At the end of follow-up, 52 patients who completed first-line chemotherapy were divided into two groups according to the increase or decrease of serum miR-27a after chemotherapy. The patients increased by 24 cases after chemotherapy and decreased by 28 cases. Kaplan-Meier survival analysis showed that after first-line chemotherapy, the average survival time of 24 patients with increasing serum miR-27a was 28.4 months, while the average survival time was 9 months for the decreasing 28 patients; The survival time in increasing group is significantly higher than the decreasing group, and the difference between the two is significant (P = 0.0051). As showed in Fig. 5, the result suggested that miR-27a decrease patients had poor outcome compared with the increase patients.
Dynamic changes in serum miR-27a levels during chemotherapy.

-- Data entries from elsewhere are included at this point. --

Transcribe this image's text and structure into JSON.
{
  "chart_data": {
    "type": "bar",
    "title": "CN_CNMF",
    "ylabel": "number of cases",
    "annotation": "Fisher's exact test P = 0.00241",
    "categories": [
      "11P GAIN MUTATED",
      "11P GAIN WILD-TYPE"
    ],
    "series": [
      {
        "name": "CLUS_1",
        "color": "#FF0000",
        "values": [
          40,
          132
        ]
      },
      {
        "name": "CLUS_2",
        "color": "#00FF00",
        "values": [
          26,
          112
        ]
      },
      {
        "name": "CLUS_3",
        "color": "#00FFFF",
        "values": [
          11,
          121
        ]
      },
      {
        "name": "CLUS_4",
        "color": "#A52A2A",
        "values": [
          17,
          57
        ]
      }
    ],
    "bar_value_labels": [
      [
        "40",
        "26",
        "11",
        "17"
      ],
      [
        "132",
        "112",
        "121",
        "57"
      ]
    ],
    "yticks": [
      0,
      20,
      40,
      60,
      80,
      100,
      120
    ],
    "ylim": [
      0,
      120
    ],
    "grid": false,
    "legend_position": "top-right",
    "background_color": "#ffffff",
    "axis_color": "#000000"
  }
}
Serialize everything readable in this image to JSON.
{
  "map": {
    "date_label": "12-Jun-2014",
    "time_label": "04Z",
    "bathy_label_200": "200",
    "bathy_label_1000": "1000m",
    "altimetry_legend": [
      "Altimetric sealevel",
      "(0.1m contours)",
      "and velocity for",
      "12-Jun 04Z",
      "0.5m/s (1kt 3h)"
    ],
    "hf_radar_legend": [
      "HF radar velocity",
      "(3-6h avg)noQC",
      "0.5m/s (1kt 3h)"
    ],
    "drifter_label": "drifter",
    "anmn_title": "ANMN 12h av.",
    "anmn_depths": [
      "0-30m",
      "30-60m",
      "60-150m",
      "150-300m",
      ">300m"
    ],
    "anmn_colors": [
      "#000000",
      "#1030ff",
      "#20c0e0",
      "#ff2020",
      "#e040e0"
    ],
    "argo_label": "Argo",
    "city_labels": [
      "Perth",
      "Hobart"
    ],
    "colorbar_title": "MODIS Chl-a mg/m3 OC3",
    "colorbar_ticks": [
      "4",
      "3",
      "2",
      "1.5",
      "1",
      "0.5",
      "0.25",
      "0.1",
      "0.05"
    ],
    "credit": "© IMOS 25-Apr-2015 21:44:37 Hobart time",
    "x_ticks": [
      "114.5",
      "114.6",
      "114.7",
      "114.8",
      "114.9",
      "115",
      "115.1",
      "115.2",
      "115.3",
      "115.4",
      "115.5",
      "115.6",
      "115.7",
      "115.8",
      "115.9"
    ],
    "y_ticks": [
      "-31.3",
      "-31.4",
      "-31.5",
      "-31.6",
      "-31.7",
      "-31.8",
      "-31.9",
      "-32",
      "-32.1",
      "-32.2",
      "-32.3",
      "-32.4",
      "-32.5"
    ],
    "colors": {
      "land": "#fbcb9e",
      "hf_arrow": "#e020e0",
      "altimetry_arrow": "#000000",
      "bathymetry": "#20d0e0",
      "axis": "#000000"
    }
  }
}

The dynamic changes of serum mir-27a in 4 patients with NSCLC after different chemotherapy cycles were monitored. As showed in Fig. 6, patient A received 3 cycles of first-line drug therapy. Computed tomography (CT) showed that the tumor was significantly reduced, while tumor markers decreased and serum miR-27a levels increased gradually. At the end of follow-up, the patient survived and showed PR. Patient B received 3 cycles of first-line chemotherapy, but due to the disease progression of multiple metastases throughout the body, 10 months later, the relative content of serum miR-27a continued to decrease during chemotherapy. After patient C ended the first-line drug chemotherapy for 1 cycle, the progress of the disease was changed to second-line drug chemotherapy. After 3 cycles of second-line chemotherapy, the relative content of serum miR-27a continued to increase. By the end of follow-up, the patient's conditions show PR. Patient D received 2 cycles of first-line drug chemotherapy, the condition was stable, and was allowed to be discharged. After 1 month, the disease progressed and the relative content of serum miR-27a was significantly decreased. Chemotherapy was used instead of second-line chemotherapy, and the patient died and survived for 11 months. The above 4 patients also demonstrated that miR-27a can be used as a tumor marker to guide individualized treatment efficacy during chemotherapy.